Held: Because the later effects of past discrimination do not restart the clock for filing an EEOC charge, Ledbetter’s claim is untimely. Pp. 4–24. "
Sure, the Federal Court found for her, but the Appeals court did not. Neither did the majority in the ultimate decision.
Let me point out, again, that I'm happy that Congress and the new president are correcting this, bad, decision.
Well, even as we disagree about the court's reasoning, indeed we can both be pleased Congress is acting, and this Prsident will sign the law correcting the situation.
ReplyDeleteSo this "bold action" is to give employees six months to file suit?
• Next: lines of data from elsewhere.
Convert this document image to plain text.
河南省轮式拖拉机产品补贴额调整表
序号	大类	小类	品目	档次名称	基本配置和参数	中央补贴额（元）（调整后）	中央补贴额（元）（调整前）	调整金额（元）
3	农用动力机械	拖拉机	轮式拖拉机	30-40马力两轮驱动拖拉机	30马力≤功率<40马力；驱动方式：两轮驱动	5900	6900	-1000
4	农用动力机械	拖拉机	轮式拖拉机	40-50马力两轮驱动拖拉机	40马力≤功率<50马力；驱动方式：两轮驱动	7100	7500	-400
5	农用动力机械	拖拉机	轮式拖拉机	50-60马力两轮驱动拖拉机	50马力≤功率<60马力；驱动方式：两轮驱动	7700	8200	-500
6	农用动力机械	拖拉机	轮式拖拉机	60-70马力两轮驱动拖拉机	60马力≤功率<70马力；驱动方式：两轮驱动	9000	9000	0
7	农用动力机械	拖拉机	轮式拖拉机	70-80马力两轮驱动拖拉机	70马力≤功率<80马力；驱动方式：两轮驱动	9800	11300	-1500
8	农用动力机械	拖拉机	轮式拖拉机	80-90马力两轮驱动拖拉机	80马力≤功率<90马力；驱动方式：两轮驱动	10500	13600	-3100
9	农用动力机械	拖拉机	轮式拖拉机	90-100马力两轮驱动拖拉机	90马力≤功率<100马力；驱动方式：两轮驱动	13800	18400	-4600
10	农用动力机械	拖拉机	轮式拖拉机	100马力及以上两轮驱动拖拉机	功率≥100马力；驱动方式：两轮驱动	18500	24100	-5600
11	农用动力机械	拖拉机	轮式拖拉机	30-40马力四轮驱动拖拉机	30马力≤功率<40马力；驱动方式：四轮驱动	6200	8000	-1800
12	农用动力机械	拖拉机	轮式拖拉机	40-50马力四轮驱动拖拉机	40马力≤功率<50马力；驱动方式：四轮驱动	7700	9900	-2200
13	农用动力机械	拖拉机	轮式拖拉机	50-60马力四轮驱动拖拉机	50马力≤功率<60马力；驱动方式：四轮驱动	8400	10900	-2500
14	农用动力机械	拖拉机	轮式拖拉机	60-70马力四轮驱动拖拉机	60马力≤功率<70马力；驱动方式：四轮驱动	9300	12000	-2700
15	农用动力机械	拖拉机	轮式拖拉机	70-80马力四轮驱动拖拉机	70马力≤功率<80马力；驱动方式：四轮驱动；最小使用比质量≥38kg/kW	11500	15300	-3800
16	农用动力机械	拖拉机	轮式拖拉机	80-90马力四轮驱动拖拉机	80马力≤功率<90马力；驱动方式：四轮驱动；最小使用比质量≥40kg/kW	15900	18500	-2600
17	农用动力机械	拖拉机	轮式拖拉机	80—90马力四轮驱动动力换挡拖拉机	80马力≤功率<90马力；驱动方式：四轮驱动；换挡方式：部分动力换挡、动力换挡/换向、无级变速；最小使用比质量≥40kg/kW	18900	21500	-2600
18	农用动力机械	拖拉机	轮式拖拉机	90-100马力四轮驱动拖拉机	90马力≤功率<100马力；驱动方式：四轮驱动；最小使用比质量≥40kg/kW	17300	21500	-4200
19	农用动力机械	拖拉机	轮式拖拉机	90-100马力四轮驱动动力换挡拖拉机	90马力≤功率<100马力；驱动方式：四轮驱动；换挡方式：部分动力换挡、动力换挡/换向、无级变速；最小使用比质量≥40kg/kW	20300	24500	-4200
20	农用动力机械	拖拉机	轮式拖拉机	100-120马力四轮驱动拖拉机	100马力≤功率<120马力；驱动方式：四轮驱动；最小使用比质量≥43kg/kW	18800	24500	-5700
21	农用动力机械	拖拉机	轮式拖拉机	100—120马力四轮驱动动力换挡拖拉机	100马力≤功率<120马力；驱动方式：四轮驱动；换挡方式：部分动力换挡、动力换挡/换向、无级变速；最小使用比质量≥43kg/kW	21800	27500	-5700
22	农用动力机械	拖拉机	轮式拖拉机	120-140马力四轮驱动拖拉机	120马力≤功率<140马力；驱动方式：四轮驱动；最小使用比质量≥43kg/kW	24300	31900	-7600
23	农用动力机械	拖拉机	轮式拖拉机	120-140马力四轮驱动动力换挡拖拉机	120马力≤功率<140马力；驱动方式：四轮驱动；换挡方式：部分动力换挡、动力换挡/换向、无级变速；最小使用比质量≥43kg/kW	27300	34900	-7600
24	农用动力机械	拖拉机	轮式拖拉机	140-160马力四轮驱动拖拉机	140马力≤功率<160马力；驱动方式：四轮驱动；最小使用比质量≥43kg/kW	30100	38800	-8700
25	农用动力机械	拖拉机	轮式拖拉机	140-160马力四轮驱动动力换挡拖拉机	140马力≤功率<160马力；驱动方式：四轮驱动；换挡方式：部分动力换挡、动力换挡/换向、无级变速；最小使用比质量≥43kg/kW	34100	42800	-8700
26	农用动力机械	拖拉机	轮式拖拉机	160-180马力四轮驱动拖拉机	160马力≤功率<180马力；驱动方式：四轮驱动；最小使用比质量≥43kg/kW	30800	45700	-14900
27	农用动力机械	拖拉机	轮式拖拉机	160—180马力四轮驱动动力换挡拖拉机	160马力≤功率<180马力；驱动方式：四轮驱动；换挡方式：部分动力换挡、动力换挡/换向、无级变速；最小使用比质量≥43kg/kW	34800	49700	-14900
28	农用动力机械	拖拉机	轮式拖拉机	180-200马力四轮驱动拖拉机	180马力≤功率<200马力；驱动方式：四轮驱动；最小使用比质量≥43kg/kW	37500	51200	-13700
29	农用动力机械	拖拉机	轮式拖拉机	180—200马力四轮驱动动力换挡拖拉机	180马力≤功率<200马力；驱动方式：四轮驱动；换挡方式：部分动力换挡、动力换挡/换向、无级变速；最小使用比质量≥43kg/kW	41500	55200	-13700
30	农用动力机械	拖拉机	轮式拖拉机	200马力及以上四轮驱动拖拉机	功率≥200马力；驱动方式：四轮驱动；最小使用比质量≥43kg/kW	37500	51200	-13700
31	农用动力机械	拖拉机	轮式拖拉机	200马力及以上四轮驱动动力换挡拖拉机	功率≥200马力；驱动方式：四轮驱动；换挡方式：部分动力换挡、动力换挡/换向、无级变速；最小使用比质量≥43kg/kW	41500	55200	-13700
That's it? That's what we took control of the government to get?
ReplyDeletePlease tell me how this is "bold?"
Bold would be giving employees, who are consistently screwed, a three year window in which to fight unfair practices. Remember, we're not saying business will lose...only that the ordinary Joe or Jane would have the opportunity to fight. As someone who once went up against a major corporation I can tell you this; your chances are exceedingly slim to begin with...since corporations have high-powered attorney's on staff...and you've only got whatever lawyer you can afford...
The entire system is rigged against normal people. Justice is indeed for the rich. Period. End of discussion.
So excuse me if I'm not impressed by the passage of this. We should have gotten much more!